Synopsis:
In the afterword of his authoritative book on successful military strategies throughout history, Richard Hart Sinnreich synthesizes the most enduring lessons learned. He concludes the successful application of strategy to be most dependent on the identification of individual strategic genius, as well as what may be described as learning institutions – which are adaptive, and anticipatory of novel strategic thinking.
Excerpts:
“Not all strategic failures reflect overextension. They are equally likely – perhaps more likely – to reflect mistaken theories of success.
“Above all, strategic success is hostage to the willingness of political and military leaders to read and heed the evidence of the battlefield even at the price of jettisoning cherished assumptions.

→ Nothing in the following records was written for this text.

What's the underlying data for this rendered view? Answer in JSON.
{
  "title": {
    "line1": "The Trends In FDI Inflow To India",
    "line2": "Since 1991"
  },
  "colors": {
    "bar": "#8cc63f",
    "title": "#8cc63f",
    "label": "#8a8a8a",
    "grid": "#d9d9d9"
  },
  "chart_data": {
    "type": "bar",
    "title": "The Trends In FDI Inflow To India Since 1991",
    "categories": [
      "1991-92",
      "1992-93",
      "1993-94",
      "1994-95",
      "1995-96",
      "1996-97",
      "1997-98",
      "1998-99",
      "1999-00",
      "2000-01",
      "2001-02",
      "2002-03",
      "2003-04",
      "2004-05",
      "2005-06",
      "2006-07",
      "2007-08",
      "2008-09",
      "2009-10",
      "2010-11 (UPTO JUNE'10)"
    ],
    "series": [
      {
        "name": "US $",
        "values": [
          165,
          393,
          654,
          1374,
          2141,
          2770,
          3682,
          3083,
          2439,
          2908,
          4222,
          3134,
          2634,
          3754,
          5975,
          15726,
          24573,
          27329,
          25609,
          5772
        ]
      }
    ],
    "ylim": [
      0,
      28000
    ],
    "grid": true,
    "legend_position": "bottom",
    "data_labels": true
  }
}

“To be successful, long-term strategy requires both an accurate prompting diagnosis and the discipline to conform action to intention over time. Its greatest risk is target fixation – the failure to honor the evidence of the evolving environment when it begins to refute assumptions on which the strategy rested.

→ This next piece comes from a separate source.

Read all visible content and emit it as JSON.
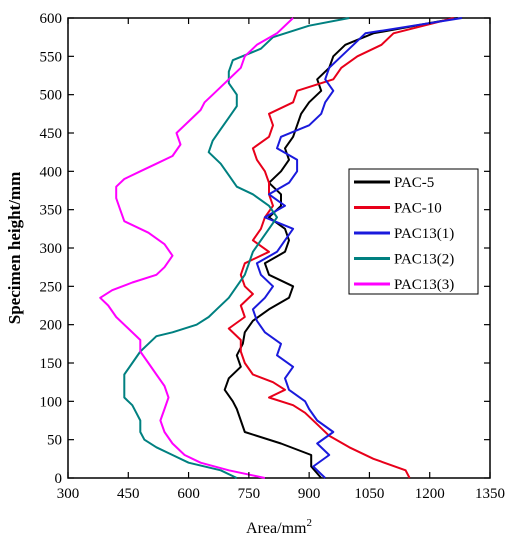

“Weak states, like weak armies, may prevail for a time over stronger but less clever adversaries. But unless cleverness can be translated into effective military power, a stronger contestant sooner or later will prevail absent a failure of political will.
“In the end, sustaining the nation’s determination to prevail is the crucial hallmark of any successful military strategy.
*All excerpts have been taken from Successful Strategies: Triumphing in War and Peace from Antiquity to the Present, Cambridge University Press.